Sua missão, portanto, é a do civilizador ou a do humanista, segundo o entendimento do século XIX: aquele que detém o conhecimento da antiguidade e a visão do progresso. Contudo, ao contrário de David e Debret, ele já recebe a influência do Romantismo e ao mesmo tempo sofre o impacto transformador da ciência. Civilizar significa para Porto Alegre incorporar as tendências dominantes da arte europeia, adaptando-as às particularidades brasileiras, não havendo nenhum tipo de incompatibilidade entre a formulação de um projeto de arte brasileira e a utilização de uma imagem que seria importada da Europa, porque essa imagem é a da civilização. Ser um civilizador implicava ainda atuar nesse contexto brasileiro do século XIX em diversas frentes. Porto Alegre é pintor, arquiteto, urbanista, poeta, diretor de instituição de ensino, professor, historiador, político, diplomata. Seria, assim, uma espécie de síntese do intelectual brasileiro do século XIX.

Fazer uma pintura brasileira não significava apenas criar as possibilidades de registro dos fatos históricos. Era necessário, também, dar ao Brasil um passado, uma origem, enfim, uma História. Porto Alegre elabora um texto sobre a História da Arte brasileira que denomina "Sobre a antiga Escola de Pintura Fluminense", no qual faz um levantamento da produção colonial fluminense. Esse seu resgate da história da pintura transcende o caráter eminentemente regional, na medida em que ele supera os preconceitos sociais existentes em relação à profissão do artista e reconhece os valores da arte colonial, o que não era desprezível para o discípulo da Missão Francesa.

Em seu texto intitulado "Iconografia brasileira", Porto Alegre diz que sua tentativa "levava em mira um pensamento nacional, qual o de fazer com que estes exemplos frutificarem no ânimo da mocidade..."9 9 . Revista do Instituto Histórico e Geográfico do Brasil, nº 23, tomo XIX, 3, 3º trimestre de 1856. . A maior parte dos jovens brasileiros, segundo ele, conhece as riquezas naturais e tradições alheias mais do que suas próprias. Conhecem mais os indivíduos estranhos que os nacionais. Ele fica indignado com a ignorância que os jovens tinham a respeito de José Bonifácio de Andrada, Visconde de Cairu, Padre Caldas e José Maurício, por exemplo.

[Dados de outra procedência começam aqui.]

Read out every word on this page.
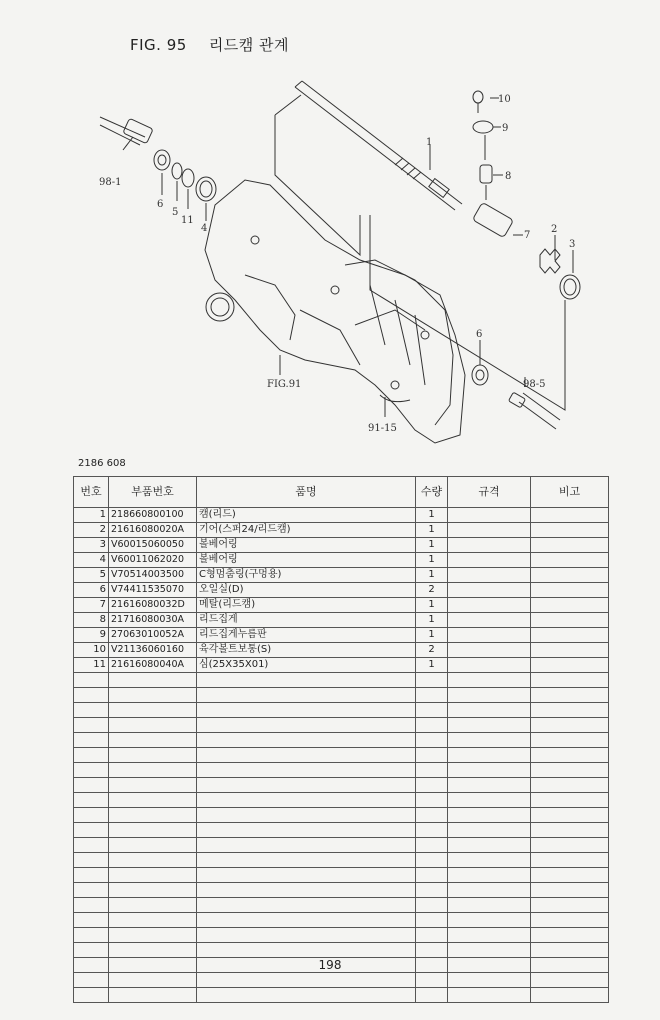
FIG. 95 리드캠 관계
10
9
8
1
7
2
3
98-1
6
5
11
4
6
98-5
FIG.91
91-15
2186 608
번호	부품번호	품명	수량	규격	비고
1	218660800100	캠(리드)	1		
2	21616080020A	기어(스퍼24/리드캠)	1		
3	V60015060050	볼베어링	1		
4	V60011062020	볼베어링	1		
5	V70514003500	C형멈춤링(구멍용)	1		
6	V74411535070	오일실(D)	2		
7	21616080032D	메탈(리드캠)	1		
8	21716080030A	리드집게	1		
9	27063010052A	리드집게누름판	1		
10	V21136060160	육각볼트보통(S)	2		
11	21616080040A	심(25X35X01)	1		

198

Sem dúvida, ele carregava em si essa certeza de redimensionar as possibilidades da sociedade brasileira. No seu regresso ao Brasil, ele vê a cidade e a arte em decadência. Para ele, a Academia não corresponde mais ao antigo e bom mestre brasileiro colonial, nem ao mestre da Missão, mas a uma academia corrompida. Seu projeto civilizador necessariamente vai entrar em choque com a Academia quando ingressa no seu corpo docente em 1837, sendo o único professor de origem brasileira. Não seria de espantar, alguns anos depois, o inevitável conflito com o diretor da Academia, Felix Émile Taunay.

É importante assinalar que, em 1843, além das suas atividades como professor, Porto Alegre faz a decoração do trono para a cerimônia de posse do Imperador e funda com Gonçalves de Magalhães e Torres Homem a revista Minerva Brasiliense. Em 1844, começa a redigir o poema de inspiração romântica Brasilianas. Em 1849, funda a revista Guanabara com Joaquim Manuel de Araújo Macedo e Antônio Gonçalves Dias. Está, portanto, em pleno movimento de formulação de um pensamento que envolve crescentemente o compromisso com a cultura brasileira. Em 1852, faz parte, como vereador suplente, da Câmara Municipal e destaca-se como urbanista, com um projeto que ligava o centro cívico do Rio de Janeiro a atual Praça XV, ao centro cultural, a atual Praça Tiradentes e à nova área de lazer que planeja, a atual Praça da República. Além disso, projeta a urbanização do mangue. É preciso tomar Porto Alegre nessa sua dimensão mais ampla de pensador da cultura brasileira, aliada à de um político que tem a crença na estética como centro de sua ação.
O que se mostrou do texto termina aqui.